Q1.支払手形記入帳が必要になる理由は?
支払手形記入帳が必要になる理由は、手形の発行状況や支払期日、支払先などを管理するためです。会計処理や税務署類の際に必要な証拠書類として提出する際にも活用されます。
Q2.支払手形記入帳と受取手形記入帳の違いは?
支払手形は商品を購入した際の「支払手形」を記録する帳簿です。それに対し、受取手形記入帳は商品を販売した際に相手から受け取る「受取手形」について入力する帳簿です。
Q3.支払手形記入帳の作成は義務?
支払手形記入帳は補助簿であるため、作成は義務付けられていません。しかし、支払手形記入帳を作成しておけば取引がわかりやすくなるだけでなく、税務調査で書類を提出する際にも役立ちます。
Q4.支払手形記入帳の保管期間は?
支払手形記入帳の保管期限は7年間です。作成は義務ではありませんが、作成した場合は7年間保管することを覚えておきましょう。

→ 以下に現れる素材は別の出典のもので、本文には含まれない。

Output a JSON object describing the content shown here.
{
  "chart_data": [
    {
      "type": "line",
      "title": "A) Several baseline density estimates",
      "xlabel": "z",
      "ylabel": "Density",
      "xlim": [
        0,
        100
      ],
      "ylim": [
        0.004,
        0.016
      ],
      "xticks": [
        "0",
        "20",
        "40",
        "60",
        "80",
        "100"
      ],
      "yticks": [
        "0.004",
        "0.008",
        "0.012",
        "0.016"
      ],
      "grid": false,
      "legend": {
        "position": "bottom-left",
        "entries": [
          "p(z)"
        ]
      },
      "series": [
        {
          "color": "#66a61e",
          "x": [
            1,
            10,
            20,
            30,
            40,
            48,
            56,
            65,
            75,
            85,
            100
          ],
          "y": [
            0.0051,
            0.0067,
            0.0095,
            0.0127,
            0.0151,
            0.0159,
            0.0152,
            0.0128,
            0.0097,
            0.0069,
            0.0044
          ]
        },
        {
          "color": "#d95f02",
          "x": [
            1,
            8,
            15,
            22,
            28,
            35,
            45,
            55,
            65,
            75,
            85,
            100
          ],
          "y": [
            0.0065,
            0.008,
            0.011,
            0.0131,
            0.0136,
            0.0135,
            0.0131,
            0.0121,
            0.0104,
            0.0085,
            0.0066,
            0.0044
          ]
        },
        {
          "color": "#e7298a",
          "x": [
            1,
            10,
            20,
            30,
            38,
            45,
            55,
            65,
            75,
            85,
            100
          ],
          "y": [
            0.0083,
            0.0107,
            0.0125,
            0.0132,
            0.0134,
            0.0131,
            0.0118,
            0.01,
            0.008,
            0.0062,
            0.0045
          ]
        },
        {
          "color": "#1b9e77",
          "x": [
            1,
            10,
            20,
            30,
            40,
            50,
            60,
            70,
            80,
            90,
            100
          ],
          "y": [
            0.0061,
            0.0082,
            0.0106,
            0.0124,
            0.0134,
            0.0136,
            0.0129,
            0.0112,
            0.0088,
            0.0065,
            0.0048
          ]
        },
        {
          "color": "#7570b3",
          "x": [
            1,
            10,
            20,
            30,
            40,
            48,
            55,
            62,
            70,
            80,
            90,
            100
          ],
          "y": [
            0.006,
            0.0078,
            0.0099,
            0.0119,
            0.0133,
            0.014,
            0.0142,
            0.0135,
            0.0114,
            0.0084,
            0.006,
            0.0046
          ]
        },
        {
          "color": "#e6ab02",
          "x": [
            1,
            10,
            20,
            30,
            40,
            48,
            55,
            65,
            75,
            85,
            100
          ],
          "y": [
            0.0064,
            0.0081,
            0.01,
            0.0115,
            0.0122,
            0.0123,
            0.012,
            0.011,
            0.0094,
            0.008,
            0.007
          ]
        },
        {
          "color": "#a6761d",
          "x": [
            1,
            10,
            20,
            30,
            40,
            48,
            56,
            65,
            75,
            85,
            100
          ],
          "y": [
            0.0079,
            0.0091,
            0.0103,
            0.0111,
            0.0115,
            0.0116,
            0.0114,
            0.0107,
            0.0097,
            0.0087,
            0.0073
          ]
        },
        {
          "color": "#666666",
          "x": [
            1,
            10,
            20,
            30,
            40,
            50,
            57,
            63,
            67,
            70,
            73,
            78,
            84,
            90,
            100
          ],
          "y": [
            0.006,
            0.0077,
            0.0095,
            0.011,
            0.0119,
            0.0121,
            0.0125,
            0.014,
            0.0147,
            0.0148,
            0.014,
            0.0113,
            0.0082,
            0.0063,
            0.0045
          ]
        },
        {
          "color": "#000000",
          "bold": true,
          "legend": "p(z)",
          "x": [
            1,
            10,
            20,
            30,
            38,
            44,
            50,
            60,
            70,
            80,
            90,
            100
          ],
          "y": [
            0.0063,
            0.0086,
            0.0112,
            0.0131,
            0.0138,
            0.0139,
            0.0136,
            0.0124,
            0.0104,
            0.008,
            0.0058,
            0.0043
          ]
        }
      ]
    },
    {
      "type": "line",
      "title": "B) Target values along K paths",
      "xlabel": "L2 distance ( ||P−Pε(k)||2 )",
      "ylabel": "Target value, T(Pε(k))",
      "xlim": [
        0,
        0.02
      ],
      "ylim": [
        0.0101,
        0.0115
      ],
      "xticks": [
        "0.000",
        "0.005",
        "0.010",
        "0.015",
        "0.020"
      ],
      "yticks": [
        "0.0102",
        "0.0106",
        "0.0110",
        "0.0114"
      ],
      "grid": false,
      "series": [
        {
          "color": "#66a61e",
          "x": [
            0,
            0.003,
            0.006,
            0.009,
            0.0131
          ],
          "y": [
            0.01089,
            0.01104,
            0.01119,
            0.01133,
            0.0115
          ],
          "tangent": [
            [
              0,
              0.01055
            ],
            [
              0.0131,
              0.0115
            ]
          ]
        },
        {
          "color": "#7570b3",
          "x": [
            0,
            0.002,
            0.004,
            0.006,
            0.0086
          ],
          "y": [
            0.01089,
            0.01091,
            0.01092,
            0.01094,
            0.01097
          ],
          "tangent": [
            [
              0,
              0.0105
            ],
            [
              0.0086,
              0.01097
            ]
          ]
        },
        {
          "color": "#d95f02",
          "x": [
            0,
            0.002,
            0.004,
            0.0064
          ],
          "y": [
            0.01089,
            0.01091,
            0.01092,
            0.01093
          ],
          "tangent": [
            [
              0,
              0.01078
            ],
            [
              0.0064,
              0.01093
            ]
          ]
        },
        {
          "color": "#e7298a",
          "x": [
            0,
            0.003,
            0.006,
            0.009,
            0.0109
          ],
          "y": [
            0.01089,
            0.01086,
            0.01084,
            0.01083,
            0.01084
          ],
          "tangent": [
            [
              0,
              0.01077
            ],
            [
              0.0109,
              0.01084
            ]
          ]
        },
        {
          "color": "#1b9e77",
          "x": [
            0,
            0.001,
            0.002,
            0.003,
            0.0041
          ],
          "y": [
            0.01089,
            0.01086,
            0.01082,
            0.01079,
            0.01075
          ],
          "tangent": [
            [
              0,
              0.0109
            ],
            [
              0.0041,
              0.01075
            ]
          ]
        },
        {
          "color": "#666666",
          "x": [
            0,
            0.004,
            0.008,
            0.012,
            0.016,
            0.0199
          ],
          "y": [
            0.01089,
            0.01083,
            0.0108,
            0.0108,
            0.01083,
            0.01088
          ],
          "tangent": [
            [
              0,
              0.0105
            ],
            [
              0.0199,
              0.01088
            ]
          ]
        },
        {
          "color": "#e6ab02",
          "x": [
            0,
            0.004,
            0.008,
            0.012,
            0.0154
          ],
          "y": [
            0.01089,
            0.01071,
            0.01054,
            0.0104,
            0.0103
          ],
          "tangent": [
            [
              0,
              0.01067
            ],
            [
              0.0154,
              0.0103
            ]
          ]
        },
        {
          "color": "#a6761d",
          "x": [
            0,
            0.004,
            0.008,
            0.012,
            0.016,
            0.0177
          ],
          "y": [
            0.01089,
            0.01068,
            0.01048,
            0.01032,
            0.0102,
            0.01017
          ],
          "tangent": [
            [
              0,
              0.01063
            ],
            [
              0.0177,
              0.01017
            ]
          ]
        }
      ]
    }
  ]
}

Q5.支払手形の満期日に支払われなかった場合、どうすれば良い?
支払手形の満期日に支払われなかった場合はその手形は「不渡手形」となり、2回出すと銀行取引停止となるため、事実上、事業が継続できなくなってしまいます。支払期日を改めた支払期日を再度振り出して支払いを行うことも可能です。
Q6.手形で支払う・受け取る場合の勘定科目は?
支払手形で支払う場合の勘定科目は「支払手形」です。これに対し、受け取る場合は「受取手形」の勘定科目を使用します。
Q7.紙の支払手形はいつ廃止される?
紙の支払手形・小切手はともに2026年末までに廃止予定です。